Is there some way to make all of the following type? Sadly(?), there is no filtering/backtracking for translations according to the reference manual
theory Scratch
imports HOL.HOL
begin
typedecl i
typedecl t
consts
set_dep_fun :: "i ⇒ (i ⇒ i) ⇒ i"
type_dep_fun :: "t ⇒ (i ⇒ t) ⇒ t"
elem :: "i ⇒ i ⇒ bool" (infix "∈" 50)
has_type :: "i ⇒ t ⇒ bool" (infix ":" 50)
abbreviation "set_fun A B ≡ set_dep_fun A (λ_. B)"
abbreviation "type_fun A B ≡ type_dep_fun A (λ_. B)"
syntax
"_telescope" :: "logic ⇒ logic ⇒ logic" (infixr "→" 55)
translations
"(x ∈ A) args → B" ⇀ "(x ∈ A) → args → B"
"(x ∈ A) → B" ⇌ "CONST set_dep_fun A (λx. B)"
"(x : A) args → B" ⇀ "(x : A) → args → B"
"(x : A) → B" ⇌ "CONST type_dep_fun A (λx. B)"
(* Optimally, instead of the next two translations, I would love to say:
if `A → B` is of type `t` then use `type_fun` otherwise use `set_fun`. *)
"(A :: t) → B" ⇌ "CONST type_fun A B"
"A → B" ⇌ "CONST set_fun A B"
declare [[show_types]]
term "(x ∈ A) → B x"
term "(x : A) → B x"
term "A → (x ∈ B) → (C x)"
term "(A :: i) → (x ∈ B) → C x" (*same as line above*)

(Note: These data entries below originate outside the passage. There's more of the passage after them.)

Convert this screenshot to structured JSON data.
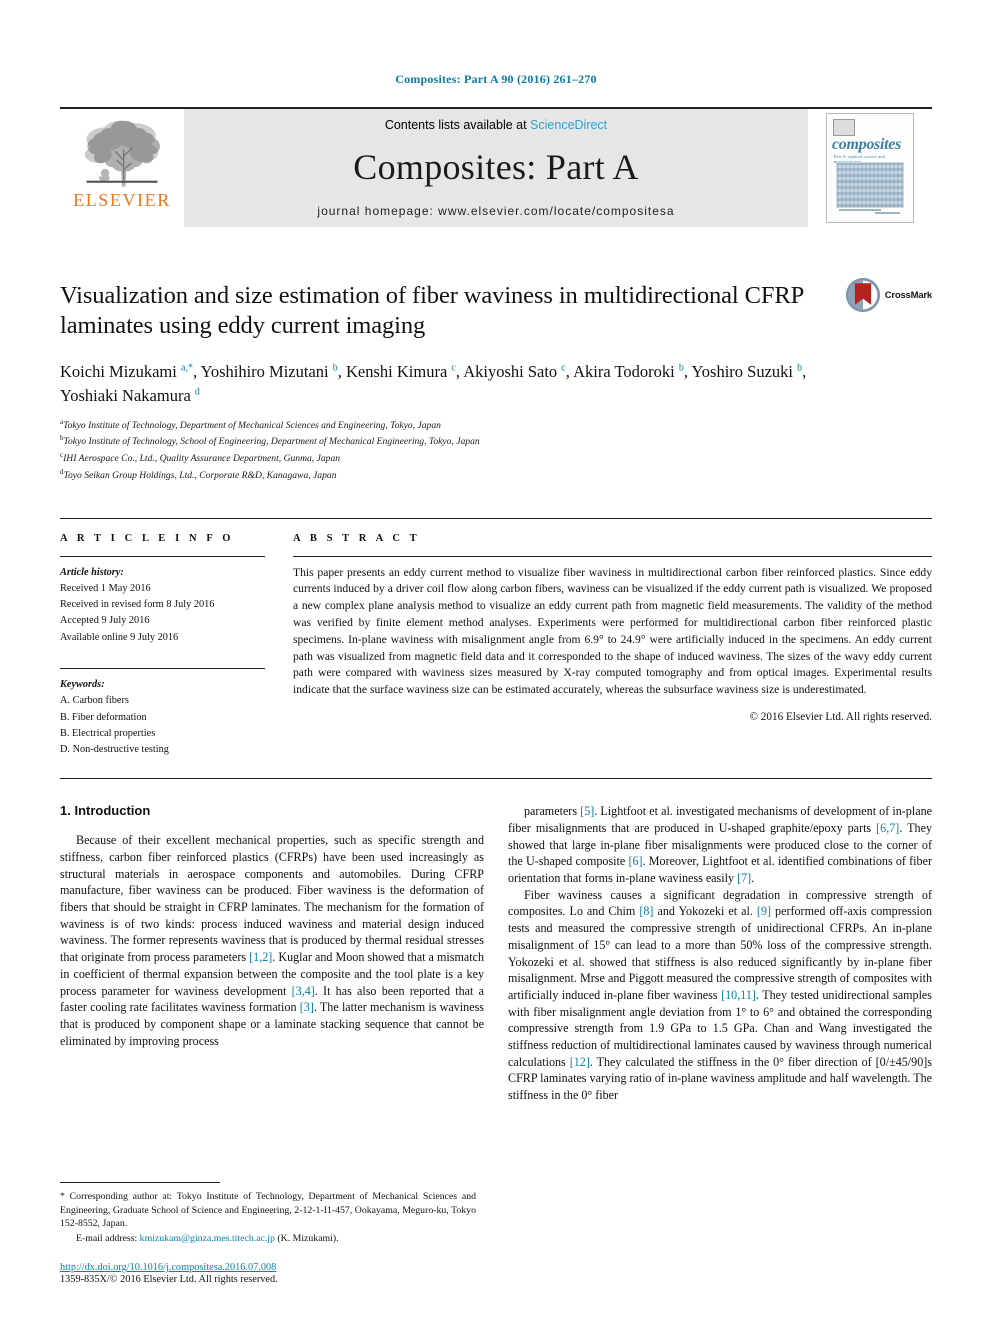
{
  "running_head": "Composites: Part A 90 (2016) 261–270",
  "masthead": {
    "publisher_word": "ELSEVIER",
    "contents_prefix": "Contents lists available at ",
    "contents_link": "ScienceDirect",
    "journal_title": "Composites: Part A",
    "homepage": "journal homepage: www.elsevier.com/locate/compositesa",
    "cover": {
      "word": "composites",
      "subtitle": "Part A: applied science and manufacturing"
    }
  },
  "article": {
    "title": "Visualization and size estimation of fiber waviness in multidirectional CFRP laminates using eddy current imaging",
    "crossmark_label": "CrossMark",
    "authors_html": "Koichi Mizukami <sup>a,*</sup>, Yoshihiro Mizutani <sup>b</sup>, Kenshi Kimura <sup>c</sup>, Akiyoshi Sato <sup>c</sup>, Akira Todoroki <sup>b</sup>, Yoshiro Suzuki <sup>b</sup>, Yoshiaki Nakamura <sup>d</sup>",
    "affiliations": [
      {
        "mark": "a",
        "text": "Tokyo Institute of Technology, Department of Mechanical Sciences and Engineering, Tokyo, Japan"
      },
      {
        "mark": "b",
        "text": "Tokyo Institute of Technology, School of Engineering, Department of Mechanical Engineering, Tokyo, Japan"
      },
      {
        "mark": "c",
        "text": "IHI Aerospace Co., Ltd., Quality Assurance Department, Gunma, Japan"
      },
      {
        "mark": "d",
        "text": "Toyo Seikan Group Holdings, Ltd., Corporate R&D, Kanagawa, Japan"
      }
    ]
  },
  "article_info": {
    "heading": "A R T I C L E   I N F O",
    "history_label": "Article history:",
    "history": [
      "Received 1 May 2016",
      "Received in revised form 8 July 2016",
      "Accepted 9 July 2016",
      "Available online 9 July 2016"
    ],
    "keywords_label": "Keywords:",
    "keywords": [
      "A. Carbon fibers",
      "B. Fiber deformation",
      "B. Electrical properties",
      "D. Non-destructive testing"
    ]
  },
  "abstract": {
    "heading": "A B S T R A C T",
    "text": "This paper presents an eddy current method to visualize fiber waviness in multidirectional carbon fiber reinforced plastics. Since eddy currents induced by a driver coil flow along carbon fibers, waviness can be visualized if the eddy current path is visualized. We proposed a new complex plane analysis method to visualize an eddy current path from magnetic field measurements. The validity of the method was verified by finite element method analyses. Experiments were performed for multidirectional carbon fiber reinforced plastic specimens. In-plane waviness with misalignment angle from 6.9° to 24.9° were artificially induced in the specimens. An eddy current path was visualized from magnetic field data and it corresponded to the shape of induced waviness. The sizes of the wavy eddy current path were compared with waviness sizes measured by X-ray computed tomography and from optical images. Experimental results indicate that the surface waviness size can be estimated accurately, whereas the subsurface waviness size is underestimated.",
    "copyright": "© 2016 Elsevier Ltd. All rights reserved."
  },
  "body": {
    "section_heading": "1. Introduction",
    "left_paragraphs": [
      "Because of their excellent mechanical properties, such as specific strength and stiffness, carbon fiber reinforced plastics (CFRPs) have been used increasingly as structural materials in aerospace components and automobiles. During CFRP manufacture, fiber waviness can be produced. Fiber waviness is the deformation of fibers that should be straight in CFRP laminates. The mechanism for the formation of waviness is of two kinds: process induced waviness and material design induced waviness. The former represents waviness that is produced by thermal residual stresses that originate from process parameters [1,2]. Kuglar and Moon showed that a mismatch in coefficient of thermal expansion between the composite and the tool plate is a key process parameter for waviness development [3,4]. It has also been reported that a faster cooling rate facilitates waviness formation [3]. The latter mechanism is waviness that is produced by component shape or a laminate stacking sequence that cannot be eliminated by improving process"
    ],
    "right_paragraphs": [
      "parameters [5]. Lightfoot et al. investigated mechanisms of development of in-plane fiber misalignments that are produced in U-shaped graphite/epoxy parts [6,7]. They showed that large in-plane fiber misalignments were produced close to the corner of the U-shaped composite [6]. Moreover, Lightfoot et al. identified combinations of fiber orientation that forms in-plane waviness easily [7].",
      "Fiber waviness causes a significant degradation in compressive strength of composites. Lo and Chim [8] and Yokozeki et al. [9] performed off-axis compression tests and measured the compressive strength of unidirectional CFRPs. An in-plane misalignment of 15° can lead to a more than 50% loss of the compressive strength. Yokozeki et al. showed that stiffness is also reduced significantly by in-plane fiber misalignment. Mrse and Piggott measured the compressive strength of composites with artificially induced in-plane fiber waviness [10,11]. They tested unidirectional samples with fiber misalignment angle deviation from 1° to 6° and obtained the corresponding compressive strength from 1.9 GPa to 1.5 GPa. Chan and Wang investigated the stiffness reduction of multidirectional laminates caused by waviness through numerical calculations [12]. They calculated the stiffness in the 0° fiber direction of [0/±45/90]s CFRP laminates varying ratio of in-plane waviness amplitude and half wavelength. The stiffness in the 0° fiber"
    ]
  },
  "footnotes": {
    "corresponding": "* Corresponding author at: Tokyo Institute of Technology, Department of Mechanical Sciences and Engineering, Graduate School of Science and Engineering, 2-12-1-I1-457, Ookayama, Meguro-ku, Tokyo 152-8552, Japan.",
    "email_label": "E-mail address:",
    "email": "kmizukam@ginza.mes.titech.ac.jp",
    "email_owner": "(K. Mizukami).",
    "doi": "http://dx.doi.org/10.1016/j.compositesa.2016.07.008",
    "issn_line": "1359-835X/© 2016 Elsevier Ltd. All rights reserved."
  },
  "colors": {
    "link_blue": "#0d7fae",
    "elsevier_orange": "#e87722",
    "sciencedirect_blue": "#2da3d3"
  }
}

term "(A :: t) → (x : B) → (C x)"
term "(x ∈ A) → B → C x"
term "(x : A) → (B :: t) → C x"
term "(x : A) → B → C x" (*fails*)
term "A → B"
term "(A :: i) → B" (*same as line above*)
term "(A :: t) → B"
term "(A → B) :: t" (*fails*)
term "(A → B) = ((x ∈ A) → B)"
term "((A :: t) → B) = ((x : A) → B)"
term "(A → B) = ((x ∈ A) → B)"
term "(A → B) = ((x : A) → B)" (*fails*)
end
I am not sure how this stuff works but could you use a parse translation? In a parse translation you can use arbitrary ML code to produce the result.
I may be mistaken about this, but don't translations (including parse translations) work entirely on the syntactic stage, i.e. before the terms even have any type information at all?
In that case, I think the only way to achieve what you want to do would be to add a checking stage that changes the placeholder constant of the input syntax into what you actually want it to be as soon as the type is known.
This is pretty much what adhoc_overloading
does.
Of course, there is the fundamental problem of "what happens if the type is neither i
nor t
", or if the type is completely polymorphic. (adhoc_overloading
then fails with an error message)
Such additional checking phases are also notoriously problematic when you have several of them, since they can then interact with each other poorly (e.g. adhoc_overloading
plus coercions)
Then again I may also have completely misunderstood what you are trying to do; in that case just ignore my ramblings.
As far as I can see (having skimmed the documentation), you are right Manuel and an additional phase during type checking would be necessary.